Salimos de las vías, y Caleb, como un auténtico erudito, da instrucciones pormenorizadas a Susan sobre cómo subirse a un tren en marcha. Se acerca el primer vagón; presto atención al rítmico traqueteo sobre las traviesas y al susurro de la rueda de metal sobre las vías de metal.

Cuando pasa el primer vagón, empiezo a correr sin hacer caso de lo mucho que me arden las piernas. Primero, Caleb ayuda a Susan a subir a un vagón intermedio, y después salta él mismo. Tomo aire rápidamente, me lanzo hacia la derecha y me golpeo contra el suelo del vagón, con las piernas colgando por el borde. Caleb me agarra por el brazo izquierdo y me sube. Tobias usa el tirador de la puerta para meterse dentro detrás de mí.

Levanto la mirada y dejo de respirar.

Unos ojos brillan en la oscuridad, hay unas formas negras sentadas en el vagón, y son más que nosotros.

Los abandonados.

El silbido del viento cruza el vagón. Todos están de pie y armados, salvo Susan y yo, que no tenemos armas. Uno de los hombres sin facción, que tiene un parche en el ojo, apunta con su pistola a Tobias. Me pregunto de dónde la habrá sacado.

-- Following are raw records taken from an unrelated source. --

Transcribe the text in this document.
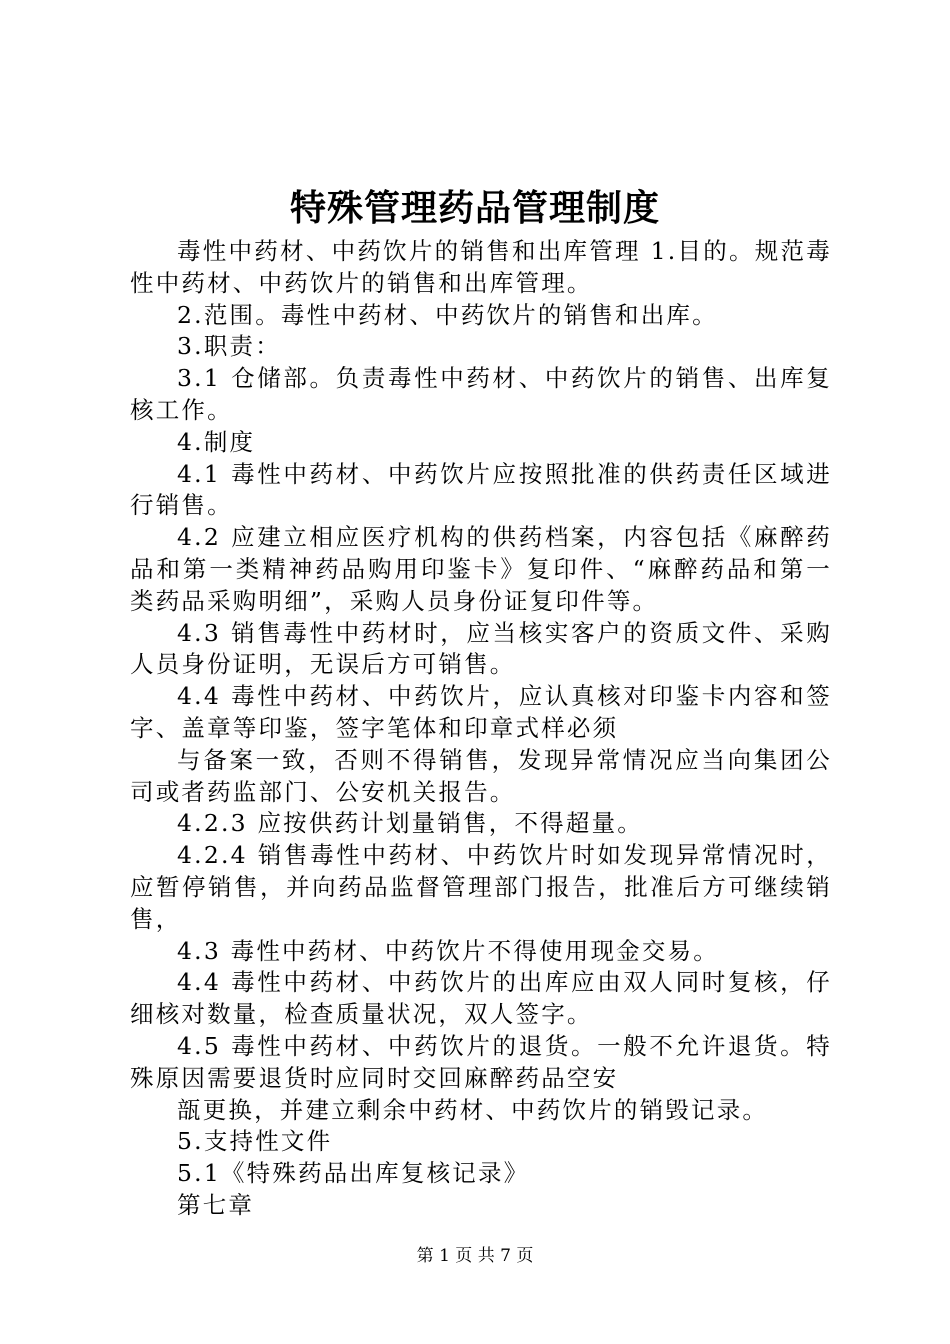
特殊管理药品管理制度

毒性中药材、中药饮片的销售和出库管理 1.目的。规范毒性中药材、中药饮片的销售和出库管理。

2.范围。毒性中药材、中药饮片的销售和出库。

3.职责：

3.1 仓储部。负责毒性中药材、中药饮片的销售、出库复核工作。

4.制度

4.1 毒性中药材、中药饮片应按照批准的供药责任区域进行销售。

4.2 应建立相应医疗机构的供药档案，内容包括《麻醉药品和第一类精神药品购用印鉴卡》复印件、“麻醉药品和第一类药品采购明细”，采购人员身份证复印件等。

4.3 销售毒性中药材时，应当核实客户的资质文件、采购人员身份证明，无误后方可销售。

4.4 毒性中药材、中药饮片，应认真核对印鉴卡内容和签字、盖章等印鉴，签字笔体和印章式样必须

与备案一致，否则不得销售，发现异常情况应当向集团公司或者药监部门、公安机关报告。

4.2.3 应按供药计划量销售，不得超量。

4.2.4 销售毒性中药材、中药饮片时如发现异常情况时，应暂停销售，并向药品监督管理部门报告，批准后方可继续销售，

4.3 毒性中药材、中药饮片不得使用现金交易。

4.4 毒性中药材、中药饮片的出库应由双人同时复核，仔细核对数量，检查质量状况，双人签字。

4.5 毒性中药材、中药饮片的退货。一般不允许退货。特殊原因需要退货时应同时交回麻醉药品空安

瓿更换，并建立剩余中药材、中药饮片的销毁记录。

5.支持性文件

5.1《特殊药品出库复核记录》

第七章

第 1 页 共 7 页
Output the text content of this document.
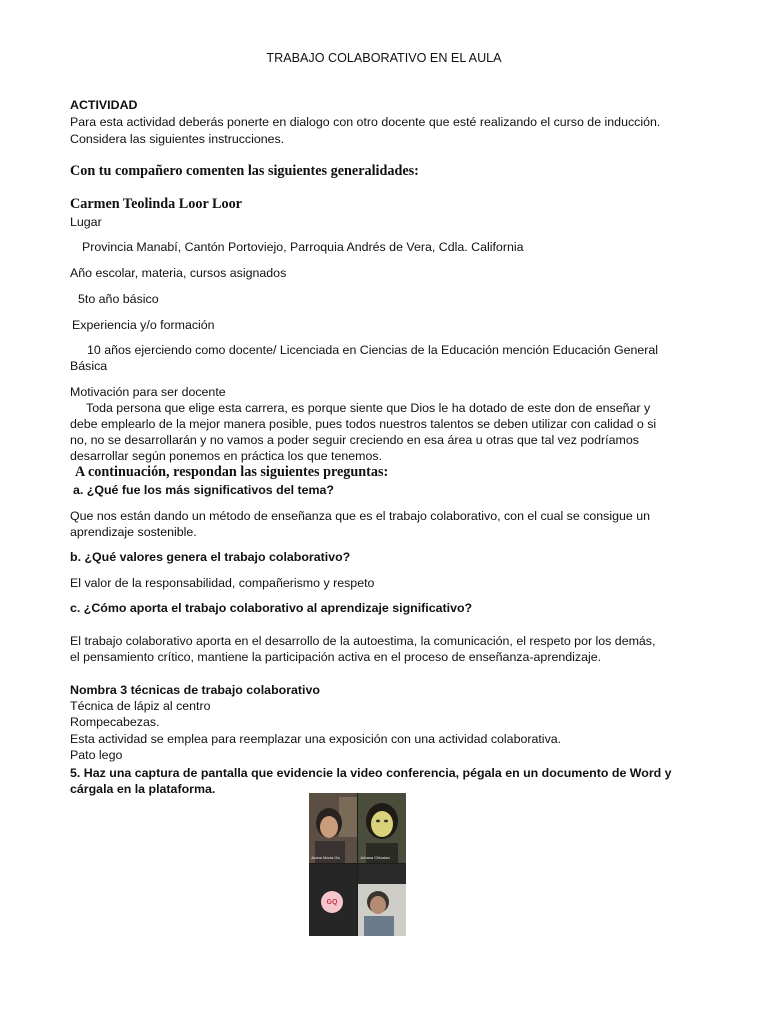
TRABAJO COLABORATIVO EN EL AULA
ACTIVIDAD
Para esta actividad deberás ponerte en dialogo con otro docente que esté realizando el curso de inducción.
Considera las siguientes instrucciones.
Con tu compañero comenten las siguientes generalidades:
Carmen Teolinda Loor Loor
Lugar
Provincia Manabí, Cantón Portoviejo, Parroquia Andrés de Vera, Cdla. California
Año escolar, materia, cursos asignados
5to año básico
Experiencia y/o formación
10 años ejerciendo como docente/ Licenciada en Ciencias de la Educación mención Educación General
Básica
Motivación para ser docente
Toda persona que elige esta carrera, es porque siente que Dios le ha dotado de este don de enseñar y
debe emplearlo de la mejor manera posible, pues todos nuestros talentos se deben utilizar con calidad o si
no, no se desarrollarán y no vamos a poder seguir creciendo en esa área u otras que tal vez podríamos
desarrollar según ponemos en práctica los que tenemos.
A continuación, respondan las siguientes preguntas:
a. ¿Qué fue los más significativos del tema?
Que nos están dando un método de enseñanza que es el trabajo colaborativo, con el cual se consigue un
aprendizaje sostenible.
b. ¿Qué valores genera el trabajo colaborativo?
El valor de la responsabilidad, compañerismo y respeto
c. ¿Cómo aporta el trabajo colaborativo al aprendizaje significativo?
El trabajo colaborativo aporta en el desarrollo de la autoestima, la comunicación, el respeto por los demás,
el pensamiento crítico, mantiene la participación activa en el proceso de enseñanza-aprendizaje.
Nombra 3 técnicas de trabajo colaborativo
Técnica de lápiz al centro
Rompecabezas.
Esta actividad se emplea para reemplazar una exposición con una actividad colaborativa.
Pato lego
5. Haz una captura de pantalla que evidencie la video conferencia, pégala en un documento de Word y
cárgala en la plataforma.
Juana María Ga	Johana Chicaiza
GQ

A su lado, una abandonada de mayor edad blande un cuchillo…, un cuchillo de los que yo usaba para cortar el pan. Detrás, alguien lleva una gran plancha de madera con un clavo.

—Nunca había visto cordiales armados —comenta la mujer del cuchillo.

El abandonado de la pistola me resulta familiar. Lleva ropas hechas jirones de distintos colores: una camiseta negra con una chaqueta destrozada de Abnegación encima, vaqueros azules remendados con hilo rojo y botas marrones. Toda la ropa de las facciones está representada en el grupo que tengo delante: pantalones negros de Verdad con camisas negras de Osadía; vestidos amarillos con sudaderas azules encima. La mayoría de las prendas están rotas o manchadas de algún modo, aunque otras, no. Imagino que serán recién robadas.

—No son cordiales —dice el hombre de la pistola—. Son osados.

Entonces lo reconozco: es Edward, un compañero iniciado que dejó Osadía después de que Peter lo atacara con un cuchillo de untar. Por eso lleva el parche en el ojo.

Recuerdo haberle sostenido la cabeza mientras él gritaba y haber limpiado después la sangre del suelo.

—Hola, Edward —lo saludo.

Él inclina la cabeza a modo de saludo, pero no baja la pistola.

—Tris.

—Seáis quienes seáis, tendréis que bajar del tren si queréis seguir con vida —dice la mujer.

—Por favor —le pide Susan; le tiembla el labio y los ojos se le llenan de lágrimas—. Llevamos corriendo… Y los demás están muertos y creo… —empieza, pero deja escapar otro sollozo—. Creo que no puedo seguir…

Siento el extraño impulso de darme cabezazos contra la pared. Los sollozos de los demás me hacen sentir incómoda. Puede que sea egoísta por mi parte.

—Huimos de los eruditos —explica Caleb—. Si bajamos, les resultará más sencillo encontrarnos. Así que os agradeceríamos que nos dejarais ir en el tren a la ciudad con vosotros.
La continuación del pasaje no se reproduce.